Разговора о покупке кастрюли больше не было...

Сколько времени прошло с той поры? Сергей прикидывает. Оказывается, полгода, а кажется, было все это давным-давно. Институт, общежитие, дружба с однокурсницей Светкой Кукайтис... Все это порой кажется сном. Но ведь он обязан мыслить, а не грезить, убеждает себя Сергей, и все же никак не может отделаться от сознания, словно бы он век живет в этой маленькой комнатке, где стоит его койка, а под нею чемодан, набитый бельем и книгами.

Впрочем, книги не только в чемодане. Разнокалиберные томики высятся на подоконнике, ими забита духовка в плите, которую хозяйка еще не топит, экономя дрова. На столике последняя книга, которую купил Сергей, продав на толкучке тирольки.

Книга издана великолепно: черный переплет с красным тиснением: «Жизнь Бенвенуто Челлини». Сергей упивается великолепным слогом прославленного флорентинца. Многие мысли Челлини оказались для него близкими и созвучными, Особенно эта: «В какой бы ни пришел ты дом, живи не кражей, а трудом...»
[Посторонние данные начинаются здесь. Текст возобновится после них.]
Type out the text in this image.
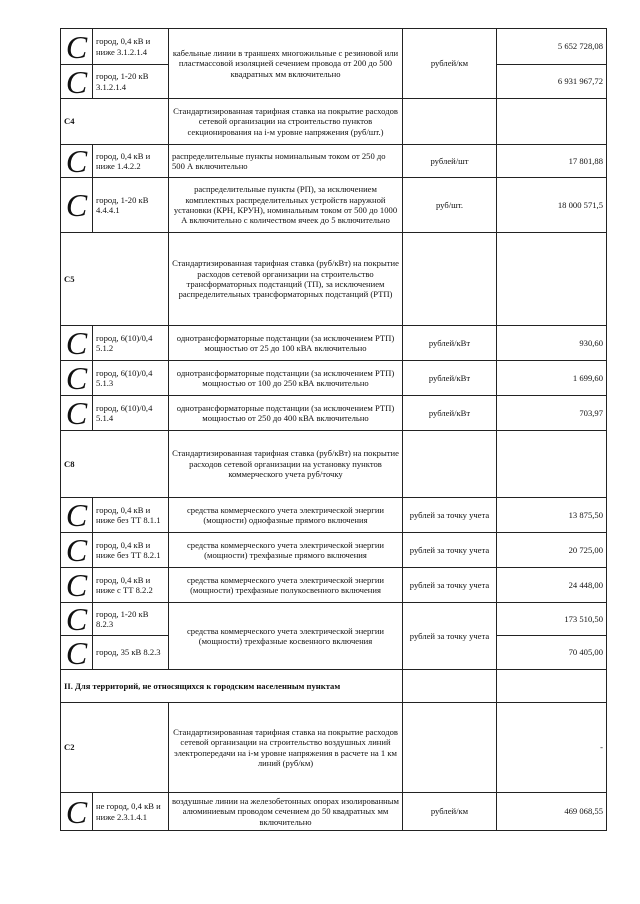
С	город, 0,4 кВ и ниже 3.1.2.1.4	кабельные линии в траншеях многожильные с резиновой или пластмассовой изоляцией сечением провода от 200 до 500 квадратных мм включительно	рублей/км	5 652 728,08

С	город, 1-20 кВ 3.1.2.1.4			6 931 967,72
С4		Стандартизированная тарифная ставка на покрытие расходов сетевой организации на строительство пунктов секционирования на i-м уровне напряжения (руб/шт.)		

С	город, 0,4 кВ и ниже 1.4.2.2	распределительные пункты номинальным током от 250 до 500 А включительно	рублей/шт	17 801,88

С	город, 1-20 кВ 4.4.4.1	распределительные пункты (РП), за исключением комплектных распределительных устройств наружной установки (КРН, КРУН), номинальным током от 500 до 1000 А включительно с количеством ячеек до 5 включительно	руб/шт.	18 000 571,5
С5		Стандартизированная тарифная ставка (руб/кВт) на покрытие расходов сетевой организации на строительство трансформаторных подстанций (ТП), за исключением распределительных трансформаторных подстанций (РТП)		

С	город, 6(10)/0,4 5.1.2	однотрансформаторные подстанции (за исключением РТП) мощностью от 25 до 100 кВА включительно	рублей/кВт	930,60

С	город, 6(10)/0,4 5.1.3	однотрансформаторные подстанции (за исключением РТП) мощностью от 100 до 250 кВА включительно	рублей/кВт	1 699,60

С	город, 6(10)/0,4 5.1.4	однотрансформаторные подстанции (за исключением РТП) мощностью от 250 до 400 кВА включительно	рублей/кВт	703,97
С8		Стандартизированная тарифная ставка (руб/кВт) на покрытие расходов сетевой организации на установку пунктов коммерческого учета руб/точку		

С	город, 0,4 кВ и ниже без ТТ 8.1.1	средства коммерческого учета электрической энергии (мощности) однофазные прямого включения	рублей за точку учета	13 875,50

С	город, 0,4 кВ и ниже без ТТ 8.2.1	средства коммерческого учета электрической энергии (мощности) трехфазные прямого включения	рублей за точку учета	20 725,00

С	город, 0,4 кВ и ниже с ТТ 8.2.2	средства коммерческого учета электрической энергии (мощности) трехфазные полукосвенного включения	рублей за точку учета	24 448,00

С	город, 1-20 кВ 8.2.3	средства коммерческого учета электрической энергии (мощности) трехфазные косвенного включения	рублей за точку учета	173 510,50

С	город, 35 кВ 8.2.3			70 405,00
II. Для территорий, не относящихся к городским населенным пунктам				
С2		Стандартизированная тарифная ставка на покрытие расходов сетевой организации на строительство воздушных линий электропередачи на i-м уровне напряжения в расчете на 1 км линий (руб/км)		-

С	не город, 0,4 кВ и ниже 2.3.1.4.1	воздушные линии на железобетонных опорах изолированным алюминиевым проводом сечением до 50 квадратных мм включительно	рублей/км	469 068,55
И он трудится, этот неудачливый парень Сергей Мокшанов. Бригадир хвалит его: Сергей научился владеть пневматическим зубилом не хуже заправского судомонтажника. Впрочем, а разве он не заправский?

Пришли недавно на практику парни из ремесленного училища. Направили одного из них в бригаду Аввакумова. Парнишка ходит, подавленный шумом и грохотом, боязливо косится на кран, который то и дело подтаскивает монтажникам секции палубного настила. Увидев, что Сергей доброжелательно посматривает на него, парнишка доверчиво сказал:

— Боязно тут.

— Привыкнешь, — приободрил его Сергей и позвал: — Иди-ка, помоги! За работой страшно не бывает...

Цигипало насмешливо сощурился, процедил:

— Рыбак рыбака...

После непонятой Сергеем подначки количеством бакенов Ленчик первое время ходил надутый. Ему бы извинения попросить у Мокшанова, да характер, видимо, не позволял. Поэтому и сердился Ленчик на Сергея.

— «Боязно», — передразнил ремесленника Цигипало, — небось, с девками по ночам гуляешь, а на работе боязно сделалось...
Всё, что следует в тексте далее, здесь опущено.